Stephen III enjoyed his honours about four years, and then left them to be possessed by Adrian I. The Lombards still pressed close upon the boundaries of Rome. It was at this period, moreover, that the controversy with the iconoclasts approached its highest degree of virulence; and Adrian had to employ all the prudence of which he was master to meet the dangers in which it involved him. The measures pursued by the empress Irene were as unfavourable to his views as they were in themselves violent and unjust. The iconoclasts were as odious to him as to her; they were as opposed to the system which it was his object to establish, as they were to her usurpations and tyranny. While he expressed his doubts, therefore, as to the propriety of the new patriarch’s consecration, and showed considerable backwardness in recognising the Second Council of Nicæa, he attempted no vigorous resistance to the invasion of those rules which were violated in her proceedings. The establishment of image-worship promised effects more favourable to his general interests than the assumption of authority by Tiresias, and his patroness was offensive to his immediate feelings. But the church was now to receive the support of a prince whose character and circumstances were equally calculated to mark him for her champion.[c]
CHARLEMAGNE AND THE POPE
[775-776 A.D.]
Einhard[l] (Eginhard), the biographer of Charlemagne, informs us that the strictest friendship subsisted between that monarch and Pope Adrian I. In the still extant correspondence between them, we find the freest communication of opinion and feeling both upon political and ecclesiastical affairs. In exact conformity with the policy of his predecessors, Adrian regarded the Frankish monarch as the covenanted protector of the holy see and its possessions, and in that capacity bound to recover for her every debt the pope might see fit to claim as her “righteous due.” Thus when Leo, archbishop of Ravenna, refused to relinquish his metropolitan rights over certain districts alleged to form part of the donation of Charlemagne, the pope expressed his anxiety for the presence and support of his friend and protector. Adrian, moreover, suspected the royal missi, or commissioners, of collusion with the vassal dukes of Benevento and Spoleto, to the injury of the holy see; and, whether from authentic information or with a view to alarm his correspondent for the safety of his Italian conquests, he magnified the transactions complained of into a criminal conspiracy against the crown. He told the king that the outbreak was actually fixed to take place in the month of March then next following (776 A.D.); that Adelchis (Adalgis), the son of Desiderius, the captive king of the Lombards, was to appear on the coast with a Greek fleet; that Rome was to be assailed both by sea and land, the churches were to be plundered, the pope was to be carried into captivity, and the Lombard dynasty to be reinstated.

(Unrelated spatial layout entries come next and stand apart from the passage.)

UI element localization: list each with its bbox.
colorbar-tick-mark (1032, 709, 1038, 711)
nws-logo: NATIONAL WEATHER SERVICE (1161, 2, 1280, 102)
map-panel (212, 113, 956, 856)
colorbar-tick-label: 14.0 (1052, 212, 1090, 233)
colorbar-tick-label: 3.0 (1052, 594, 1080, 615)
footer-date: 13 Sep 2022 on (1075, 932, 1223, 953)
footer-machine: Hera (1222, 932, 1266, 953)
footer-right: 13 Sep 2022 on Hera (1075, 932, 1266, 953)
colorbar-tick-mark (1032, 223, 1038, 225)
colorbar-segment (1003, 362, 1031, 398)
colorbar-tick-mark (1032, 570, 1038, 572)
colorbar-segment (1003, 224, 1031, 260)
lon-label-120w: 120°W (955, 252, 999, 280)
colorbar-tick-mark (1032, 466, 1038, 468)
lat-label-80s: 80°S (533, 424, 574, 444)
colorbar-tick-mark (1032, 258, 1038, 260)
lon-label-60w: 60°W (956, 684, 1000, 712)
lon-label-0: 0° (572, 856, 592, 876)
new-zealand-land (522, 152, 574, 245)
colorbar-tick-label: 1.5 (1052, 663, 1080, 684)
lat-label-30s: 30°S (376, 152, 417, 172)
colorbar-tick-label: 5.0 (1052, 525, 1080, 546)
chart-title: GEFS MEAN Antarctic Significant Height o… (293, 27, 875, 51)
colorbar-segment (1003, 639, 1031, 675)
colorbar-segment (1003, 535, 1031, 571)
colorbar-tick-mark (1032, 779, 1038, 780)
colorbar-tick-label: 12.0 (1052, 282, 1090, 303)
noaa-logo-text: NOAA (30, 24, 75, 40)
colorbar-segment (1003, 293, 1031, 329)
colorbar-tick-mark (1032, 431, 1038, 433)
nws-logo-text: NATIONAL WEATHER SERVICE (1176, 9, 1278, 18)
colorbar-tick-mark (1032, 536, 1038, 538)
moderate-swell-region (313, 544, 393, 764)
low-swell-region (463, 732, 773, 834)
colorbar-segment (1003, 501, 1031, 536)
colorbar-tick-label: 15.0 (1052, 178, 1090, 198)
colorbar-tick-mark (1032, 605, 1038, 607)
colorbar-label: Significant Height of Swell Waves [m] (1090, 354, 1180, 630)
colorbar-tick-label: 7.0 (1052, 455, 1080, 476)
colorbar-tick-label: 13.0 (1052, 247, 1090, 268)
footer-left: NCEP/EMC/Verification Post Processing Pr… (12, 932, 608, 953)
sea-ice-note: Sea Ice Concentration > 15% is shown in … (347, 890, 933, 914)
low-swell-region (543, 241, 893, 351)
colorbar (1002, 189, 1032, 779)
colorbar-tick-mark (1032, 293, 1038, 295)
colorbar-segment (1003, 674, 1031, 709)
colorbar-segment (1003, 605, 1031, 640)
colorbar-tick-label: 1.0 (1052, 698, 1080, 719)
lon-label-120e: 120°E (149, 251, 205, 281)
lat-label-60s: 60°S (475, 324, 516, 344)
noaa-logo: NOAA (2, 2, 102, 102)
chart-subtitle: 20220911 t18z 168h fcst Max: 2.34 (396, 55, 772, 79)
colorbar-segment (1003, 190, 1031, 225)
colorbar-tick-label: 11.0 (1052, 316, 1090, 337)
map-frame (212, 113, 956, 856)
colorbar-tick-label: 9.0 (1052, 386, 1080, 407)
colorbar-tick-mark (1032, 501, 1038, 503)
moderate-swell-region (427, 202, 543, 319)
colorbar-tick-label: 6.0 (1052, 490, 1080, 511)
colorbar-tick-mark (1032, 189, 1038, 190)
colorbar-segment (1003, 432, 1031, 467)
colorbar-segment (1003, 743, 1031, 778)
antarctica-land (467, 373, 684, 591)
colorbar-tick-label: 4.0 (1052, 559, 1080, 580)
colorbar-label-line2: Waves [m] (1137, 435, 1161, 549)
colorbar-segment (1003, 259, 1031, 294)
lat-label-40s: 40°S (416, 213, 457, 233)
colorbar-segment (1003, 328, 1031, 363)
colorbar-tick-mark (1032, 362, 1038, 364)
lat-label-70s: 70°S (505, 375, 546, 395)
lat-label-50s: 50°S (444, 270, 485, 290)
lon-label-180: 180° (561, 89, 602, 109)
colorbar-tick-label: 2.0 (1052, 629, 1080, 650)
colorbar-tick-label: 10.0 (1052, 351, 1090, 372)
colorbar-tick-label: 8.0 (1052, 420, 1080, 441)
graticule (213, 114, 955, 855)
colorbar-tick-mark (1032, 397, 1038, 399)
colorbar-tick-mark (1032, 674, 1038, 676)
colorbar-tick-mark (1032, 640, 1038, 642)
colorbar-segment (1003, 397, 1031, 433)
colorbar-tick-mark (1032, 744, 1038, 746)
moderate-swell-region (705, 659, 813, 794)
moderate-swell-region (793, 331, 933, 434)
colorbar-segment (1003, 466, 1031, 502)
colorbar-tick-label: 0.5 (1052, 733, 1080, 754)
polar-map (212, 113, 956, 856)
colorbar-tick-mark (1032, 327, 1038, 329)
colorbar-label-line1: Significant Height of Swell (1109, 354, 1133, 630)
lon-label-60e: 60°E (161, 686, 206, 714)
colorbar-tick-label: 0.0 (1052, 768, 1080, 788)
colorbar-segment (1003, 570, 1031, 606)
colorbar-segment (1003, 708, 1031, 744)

Other motives were not wanting to induce Charlemagne to pay a second military visit to his newly acquired dominions in Italy. It had become necessary to take immediate steps for the dissolution of a long-suspected plot between his disaffected subject, Duke Tassilo of Bavaria, and the partisans of the late dynasty. In the winter, therefore, of the year 776, he crossed the Alps at the head of a numerous army; the duke of Friuli, who appears to have taken a principal part in the conspiracy, was expelled from his duchy; and in a short time the presence of the conqueror appears to have dispelled all apprehensions of further danger either to church or state. The pope professed himself satisfied with the result, and returned thanks for the protection afforded with great apparent warmth and cordiality.
THE DONATION FROM CONSTANTINE
[776-780 A.D.]
Yet all had not, it seems, been done for the satisfaction of the papal claims. Another and a different title to an almost imperial power is brought to light. Now, for the first time after the lapse of four centuries and a half, it is discovered that all which Pepin or Charlemagne had conferred on the church of Rome was an insignificant instalment of that more extensive dominion originally granted to the chair of Peter by “the pious emperor Constantine.”
The expressions used by the pope to denote the extent of this supposed donation are not free from uncertainty and ambiguity. The endowment of “supreme power over all the region of the West,” alleged to have been granted by Constantine the Great, must have comprehended much more than the territories conveyed by the deeds of Pepin and Charlemagne. It is therefore insinuated that, though those princes had dealt liberally by the church, they would, notwithstanding, not have done their whole duty until they should have given possession of all that had been comprised in the original deed of gift. Charlemagne, it seems, was to consider himself as the mere executor of his predecessor Constantine the Great; and in that character it is obvious he must stand in a position of far less observance than as the spontaneous patron and benefactor.
The fictitious donation was presented to him as absolute in its terms; therefore as at once discharging the estate conveyed in the execution of its provisions from all dues, duties, and conditions whatsoever, claimable by the hand through which it passed to the rightful owner. It was significantly hinted that his past services were held by the pope to merge in his obligations for the future; that he should think less of the benefits he had conferred than of the duties he might rightfully be called upon to perform; and that, as long as a single item of the infinite debt entailed upon him by his great testator remained unpaid, he must consider himself as debtor to God and St. Peter for the whole.